Gegen diesen Bescheid richtet sich die vorliegende Beschwerde.
Die belangte Behörde legte die Akten des Verwaltungsverfahrens vor und erstattete eine Gegenschrift mit dem Antrag, die Beschwerde kostenpflichtig abzuweisen.
Der Verwaltungsgerichtshof hat erwogen:
1. Im Hinblick auf die für die Entziehung der Gewerbeberechtigung des Beschwerdeführers maßgebliche Rechtslage wird gemäß § 43 Abs. 2 VwGG auf das zitierte hg. Erkenntnis vom 24. Mai 2006, Zl. 2005/04/0310, verwiesen.
2. Gemäß § 69 Abs. 1 AVG ist dem Antrag einer Partei auf Wiederaufnahme eines durch Bescheid abgeschlossenen Verfahrens (unter anderem) stattzugeben,
wenn ein Rechtsmittel gegen den Bescheid nicht oder nicht mehr zulässig ist und neue Tatsachen oder Beweismittel hervorkommen, die im Verfahren ohne Verschulden der Partei nicht geltend gemacht werden konnten und allein oder in Verbindung mit dem sonstigen Ergebnis des Verfahrens voraussichtlich einen im Hauptinhalt des Spruches anders lautenden Bescheid herbeigeführt hätten (Z 2) oder
der Bescheid gemäß § 38 AVG von Vorfragen abhängig war und nachträglich über eine solche Vorfrage von der hiefür zuständigen Behörde (Gericht) in wesentlichen Punkten anders entschieden wurde (Z 3).
3. Der Beschwerdeführer wendet gegen den angefochtenen Bescheid zunächst ein, es sei der Wiederaufnahmegrund des § 69 Abs. 1 Z 3 AVG verwirklicht, da der wiederaufzunehmende Bescheid gemäß § 38 AVG von einer strafrechtlichen Vorfrage abhängig gewesen sei, über welche nachträglich vom hiefür zuständigen Strafgericht anders entschieden worden sei.

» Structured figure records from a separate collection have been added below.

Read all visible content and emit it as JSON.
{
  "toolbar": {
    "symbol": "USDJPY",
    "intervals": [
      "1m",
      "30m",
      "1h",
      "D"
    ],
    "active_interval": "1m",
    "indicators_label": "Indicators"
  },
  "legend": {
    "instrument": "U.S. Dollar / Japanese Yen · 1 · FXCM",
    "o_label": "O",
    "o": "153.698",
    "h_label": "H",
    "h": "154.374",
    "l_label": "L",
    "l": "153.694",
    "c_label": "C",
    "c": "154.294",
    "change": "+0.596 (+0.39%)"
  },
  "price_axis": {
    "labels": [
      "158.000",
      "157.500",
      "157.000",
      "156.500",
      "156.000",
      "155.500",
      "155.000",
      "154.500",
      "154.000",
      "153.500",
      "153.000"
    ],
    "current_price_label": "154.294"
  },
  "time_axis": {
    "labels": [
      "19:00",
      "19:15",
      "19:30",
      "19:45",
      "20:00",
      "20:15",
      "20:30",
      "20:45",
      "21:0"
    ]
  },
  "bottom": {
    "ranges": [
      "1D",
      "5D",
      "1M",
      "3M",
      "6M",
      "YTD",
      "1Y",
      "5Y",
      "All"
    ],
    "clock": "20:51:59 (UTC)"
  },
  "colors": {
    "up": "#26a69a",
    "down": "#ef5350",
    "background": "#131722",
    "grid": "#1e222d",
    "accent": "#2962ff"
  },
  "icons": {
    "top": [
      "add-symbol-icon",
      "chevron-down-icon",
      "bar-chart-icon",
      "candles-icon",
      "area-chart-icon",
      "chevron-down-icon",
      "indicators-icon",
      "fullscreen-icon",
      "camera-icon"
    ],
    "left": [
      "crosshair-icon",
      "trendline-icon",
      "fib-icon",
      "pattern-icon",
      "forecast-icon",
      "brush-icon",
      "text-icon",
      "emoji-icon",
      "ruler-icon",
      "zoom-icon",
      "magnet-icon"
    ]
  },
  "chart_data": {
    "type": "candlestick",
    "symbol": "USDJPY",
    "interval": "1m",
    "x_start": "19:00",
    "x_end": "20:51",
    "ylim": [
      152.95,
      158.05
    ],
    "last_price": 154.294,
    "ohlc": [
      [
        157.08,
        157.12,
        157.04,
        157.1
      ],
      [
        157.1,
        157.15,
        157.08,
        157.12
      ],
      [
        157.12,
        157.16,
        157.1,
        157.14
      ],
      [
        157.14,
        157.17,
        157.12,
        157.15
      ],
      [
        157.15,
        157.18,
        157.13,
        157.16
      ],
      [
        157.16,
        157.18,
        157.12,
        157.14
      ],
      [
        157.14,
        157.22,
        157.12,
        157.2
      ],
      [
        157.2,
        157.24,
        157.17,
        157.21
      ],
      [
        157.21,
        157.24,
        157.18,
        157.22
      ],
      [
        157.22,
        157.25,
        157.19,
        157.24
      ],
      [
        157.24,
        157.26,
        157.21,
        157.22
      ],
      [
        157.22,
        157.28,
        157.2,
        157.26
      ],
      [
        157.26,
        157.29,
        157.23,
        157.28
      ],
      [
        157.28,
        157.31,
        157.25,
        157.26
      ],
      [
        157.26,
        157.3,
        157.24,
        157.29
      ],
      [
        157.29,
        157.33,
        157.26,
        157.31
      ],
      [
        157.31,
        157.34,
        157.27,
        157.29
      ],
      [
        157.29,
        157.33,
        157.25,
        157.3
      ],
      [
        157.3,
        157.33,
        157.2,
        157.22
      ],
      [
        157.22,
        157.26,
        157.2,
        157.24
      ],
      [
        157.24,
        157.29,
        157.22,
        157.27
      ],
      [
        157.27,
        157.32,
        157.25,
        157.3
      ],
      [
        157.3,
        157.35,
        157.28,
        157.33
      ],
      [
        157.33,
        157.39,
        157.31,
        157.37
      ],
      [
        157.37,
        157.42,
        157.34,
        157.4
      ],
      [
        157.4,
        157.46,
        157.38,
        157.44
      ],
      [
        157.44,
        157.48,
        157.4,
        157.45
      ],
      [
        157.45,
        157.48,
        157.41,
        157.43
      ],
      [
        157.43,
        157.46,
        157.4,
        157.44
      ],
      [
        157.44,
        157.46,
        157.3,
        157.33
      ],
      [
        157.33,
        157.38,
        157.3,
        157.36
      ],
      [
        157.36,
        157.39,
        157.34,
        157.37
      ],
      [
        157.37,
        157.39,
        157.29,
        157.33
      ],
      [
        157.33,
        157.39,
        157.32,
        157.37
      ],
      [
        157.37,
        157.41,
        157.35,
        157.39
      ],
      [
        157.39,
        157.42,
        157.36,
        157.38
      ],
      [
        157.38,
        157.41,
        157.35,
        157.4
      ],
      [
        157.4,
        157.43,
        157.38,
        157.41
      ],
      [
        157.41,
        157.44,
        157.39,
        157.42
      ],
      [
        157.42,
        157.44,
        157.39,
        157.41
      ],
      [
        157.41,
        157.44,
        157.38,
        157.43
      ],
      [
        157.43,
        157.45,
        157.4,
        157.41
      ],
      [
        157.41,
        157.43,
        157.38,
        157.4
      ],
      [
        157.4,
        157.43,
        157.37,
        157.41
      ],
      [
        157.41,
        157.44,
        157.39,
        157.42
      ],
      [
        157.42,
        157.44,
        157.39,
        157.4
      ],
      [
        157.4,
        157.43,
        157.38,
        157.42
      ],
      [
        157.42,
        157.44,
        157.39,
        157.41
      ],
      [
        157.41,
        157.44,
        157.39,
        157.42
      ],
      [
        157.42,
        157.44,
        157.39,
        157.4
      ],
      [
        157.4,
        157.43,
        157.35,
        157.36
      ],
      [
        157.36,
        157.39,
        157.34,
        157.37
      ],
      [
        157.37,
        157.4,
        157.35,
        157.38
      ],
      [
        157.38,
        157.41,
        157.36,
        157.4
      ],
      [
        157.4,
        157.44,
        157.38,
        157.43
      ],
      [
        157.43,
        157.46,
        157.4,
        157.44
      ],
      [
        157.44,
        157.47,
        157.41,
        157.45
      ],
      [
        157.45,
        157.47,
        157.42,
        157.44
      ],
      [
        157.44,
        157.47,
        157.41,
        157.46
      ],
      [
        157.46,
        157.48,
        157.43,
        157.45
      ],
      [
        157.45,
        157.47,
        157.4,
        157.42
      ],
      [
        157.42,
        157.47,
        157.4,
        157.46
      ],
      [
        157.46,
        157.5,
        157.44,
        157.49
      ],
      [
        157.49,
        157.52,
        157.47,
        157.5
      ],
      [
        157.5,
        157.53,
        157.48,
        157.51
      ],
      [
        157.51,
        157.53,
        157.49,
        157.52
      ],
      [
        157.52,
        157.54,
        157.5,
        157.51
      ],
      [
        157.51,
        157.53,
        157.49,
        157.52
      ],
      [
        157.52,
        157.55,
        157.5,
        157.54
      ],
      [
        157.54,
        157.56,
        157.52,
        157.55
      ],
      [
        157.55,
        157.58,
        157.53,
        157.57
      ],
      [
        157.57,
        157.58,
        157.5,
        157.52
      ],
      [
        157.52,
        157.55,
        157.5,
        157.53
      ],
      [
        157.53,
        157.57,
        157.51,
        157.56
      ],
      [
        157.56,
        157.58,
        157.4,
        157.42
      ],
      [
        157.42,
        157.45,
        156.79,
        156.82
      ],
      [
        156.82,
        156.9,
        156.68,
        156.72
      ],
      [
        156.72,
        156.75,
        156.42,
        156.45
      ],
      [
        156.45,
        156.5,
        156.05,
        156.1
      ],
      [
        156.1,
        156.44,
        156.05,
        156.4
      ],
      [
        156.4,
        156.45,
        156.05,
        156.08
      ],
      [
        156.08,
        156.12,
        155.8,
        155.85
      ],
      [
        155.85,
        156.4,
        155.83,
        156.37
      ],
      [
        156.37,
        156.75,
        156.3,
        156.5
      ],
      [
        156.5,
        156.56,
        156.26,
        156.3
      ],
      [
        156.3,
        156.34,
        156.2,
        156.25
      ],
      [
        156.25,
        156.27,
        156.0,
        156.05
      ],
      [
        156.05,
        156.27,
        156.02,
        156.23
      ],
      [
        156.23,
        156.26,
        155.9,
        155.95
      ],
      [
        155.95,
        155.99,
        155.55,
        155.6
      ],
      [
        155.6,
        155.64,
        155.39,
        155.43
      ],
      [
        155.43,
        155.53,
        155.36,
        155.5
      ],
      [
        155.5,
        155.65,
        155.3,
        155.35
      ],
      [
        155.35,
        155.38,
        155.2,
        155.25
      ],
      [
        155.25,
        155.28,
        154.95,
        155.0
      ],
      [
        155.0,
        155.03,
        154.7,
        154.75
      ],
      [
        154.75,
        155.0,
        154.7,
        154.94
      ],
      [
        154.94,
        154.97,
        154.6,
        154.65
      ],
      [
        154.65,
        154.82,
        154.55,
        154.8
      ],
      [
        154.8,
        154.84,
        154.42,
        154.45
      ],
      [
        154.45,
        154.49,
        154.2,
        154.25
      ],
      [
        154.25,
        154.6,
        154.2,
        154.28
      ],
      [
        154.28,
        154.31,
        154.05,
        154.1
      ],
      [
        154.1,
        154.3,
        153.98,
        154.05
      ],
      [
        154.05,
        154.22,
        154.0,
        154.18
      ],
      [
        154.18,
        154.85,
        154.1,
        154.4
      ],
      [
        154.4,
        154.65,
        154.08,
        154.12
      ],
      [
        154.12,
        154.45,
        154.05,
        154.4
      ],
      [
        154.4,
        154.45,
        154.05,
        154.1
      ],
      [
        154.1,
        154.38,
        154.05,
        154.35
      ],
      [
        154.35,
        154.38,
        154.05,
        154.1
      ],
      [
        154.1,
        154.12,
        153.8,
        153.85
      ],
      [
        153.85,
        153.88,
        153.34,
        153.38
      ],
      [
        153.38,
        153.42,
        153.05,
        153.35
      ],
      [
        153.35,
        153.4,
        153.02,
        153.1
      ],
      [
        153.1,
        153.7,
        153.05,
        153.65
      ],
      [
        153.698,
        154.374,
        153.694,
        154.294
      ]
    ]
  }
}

Hiezu ist festzuhalten, dass der im Beschwerdefall maßgebliche Ausschlussgrund des § 13 Abs. 1 Z 1 lit. b GewO 1994 als Tatbestandsmerkmal verlangt, dass natürliche Personen "von
einem Gericht wegen einer sonstigen strafbaren Handlung ... zu
einer Geldstrafe von mehr als 180 Tagessätzen verurteilt worden sind". Bei der Prüfung, ob das Tatbestandsmerkmal einer derartigen Verurteilung vorliegt, handelt es sich nicht um die Lösung einer Vorfrage, sondern um die Feststellung einer Tatsache, und zwar der Tatsache einer die Voraussetzungen des § 13 Abs. 1 Z 1 GewO 1994 erfüllenden strafgerichtlichen Verurteilung (vgl. in diesem Sinne zu § 87 Abs. 1 Z 2 iVm § 13 Abs. 3 GewO 1994 das hg. Erkenntnis vom 2. Februar 2000, Zl. 99/04/0216; vgl. auch die hg. Rechtsprechung - so etwa das hg. Erkenntnis vom 23. Mai 2007, Zl. 2005/04/0196, mwN -, nach der es bei § 13 Abs. 1 Z 1 lit. b GewO 1994 alleine auf die rechtskräftig erfolgte Verurteilung und das dabei im Einzelfall vom Gericht verhängte Strafausmaß ankommt).
Daher ist der Wiederaufnahmegrund des § 69 Abs. 1 Z 3 AVG im Beschwerdefall nicht gegeben.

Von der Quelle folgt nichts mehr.